= Amorgos oil spill =

2001 oil spill in Taiwan

The Amorgos oil spill began on 14 January 2001 near Kenting National Park, off the southern coast of Taiwan.

Local Taiwanese residents manually collect fuel oil after the "Amorgos" oil spill incident

==Cause==

On 14 January 2001, the Greek merchant vessel Amorgos, lost power while en route from India to North China. The carrier was transporting approximately 60,000 tons of iron ore and an estimated 1,000 to 1,150 tons of fuel oil when the ship suffered engine failure near Kenting National Park, off the southernmost tip of Taiwan. The crew subsequently abandoned the ship, and all 25 crew members were rescued by the Coast Guard Administration (CGA) of Taiwan. Due to deteriorating weather and sea conditions, the hull of the Amorgos split, and oil began to leak from the vessel beginning 18 January 2001.

==Spillage and ecological effects==

Approximately 1,300 tons of fuel oil leaked from the Amorgos into the sea surrounding Kenting National Park, causing major damage to the maritime and local environment.

Kenting National Park is an ecological attraction that draws millions of tourists each year due to its warm climate and its many natural phenomena, including limestone caves, monsoon forests and coastal rainforests.

Around 4 to 5 kilometers of the Kenting National Park shoreline was oiled by the spillage, creating a hazardous environment for the 200 bird species and estimated 2,200 plant species within the park. Park officials reported that contaminated coral and dead fish, crabs, shrimp, and clams have washed ashore.

==Delayed response==

There were many factors that contributed to the delayed response and subsequent clean-up efforts concerning the Amorgos incident.

The spill took place about two months after the Marine Pollution Control Act (MPCA) of Taiwan was publicized.

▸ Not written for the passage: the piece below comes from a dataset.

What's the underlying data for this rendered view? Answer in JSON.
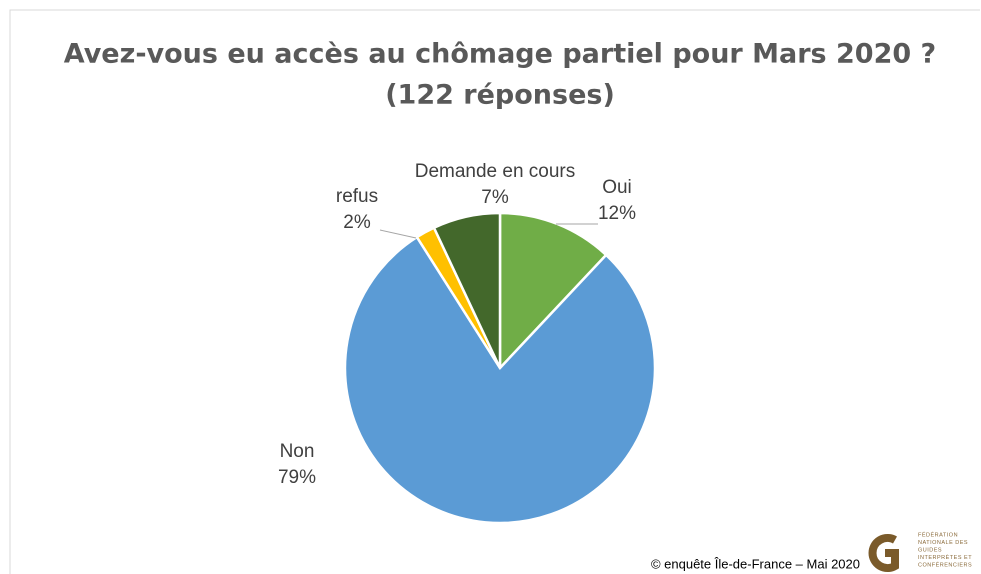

As a result, the spill occurred during a transitional period in which the Ministry of Transportation and Communications (MOTC) and its Salvage Council for Maritime Disasters was delegating its authority to the Environmental Protection Administration (EPA). The jurisdiction among the MOTC, CGA, and the EPA was unclear; therefore, it took longer for the EPA to open an investigation into the spill, allowing more time for the oil to cover a larger area and lay waste to maritime and coastal species.

The second factor was the observance of the Lunar New Year holidays, making it difficult for companies to hire local residents to clean up the mess. After the 5-day holiday, 40 local workers were hired in addition to 8000 soldiers commissioned to take part in the clean-up operations.

The third factor was the severe weather conditions that hampered efforts to clean up the oil. As a result, clean-up was restricted to manual retrieval of oil using buckets, hand nets, and scoops.

==Clean-up timeline==

Of the 1,300 tons of fuel oil that was spilt, some has been lost due to natural dispersion and evaporation by means of severe weather and rough seas. The oil was later emulsified due to the wave patterns which subsequently increased the area and volume of the spill. Despite these occurrences, most of the oil reached the Lungkeng Ecological Preservation Area within the Kenting National Park.

The affected shoreline consists of fossilized coral and various channels, making access to the oiled areas difficult. As a result, manual collection of oil was the only feasible option. Shoreline clean-up began on 25 January 2001, and lasted until about 14 February 2001, in which an estimated total of 300 tons of oil had been collected.

==Lawsuit and settlement==

In 2003, the EPA sued Assuranceforeningen Gard—the Norwegian insurer of the Amorgos as a result of the damage caused by the oil spill. Instead, the EPA settled with Assuranceforeningen Gard in March 2006, resulting in the ship's owner agreeing to pay a total of NT$34 million.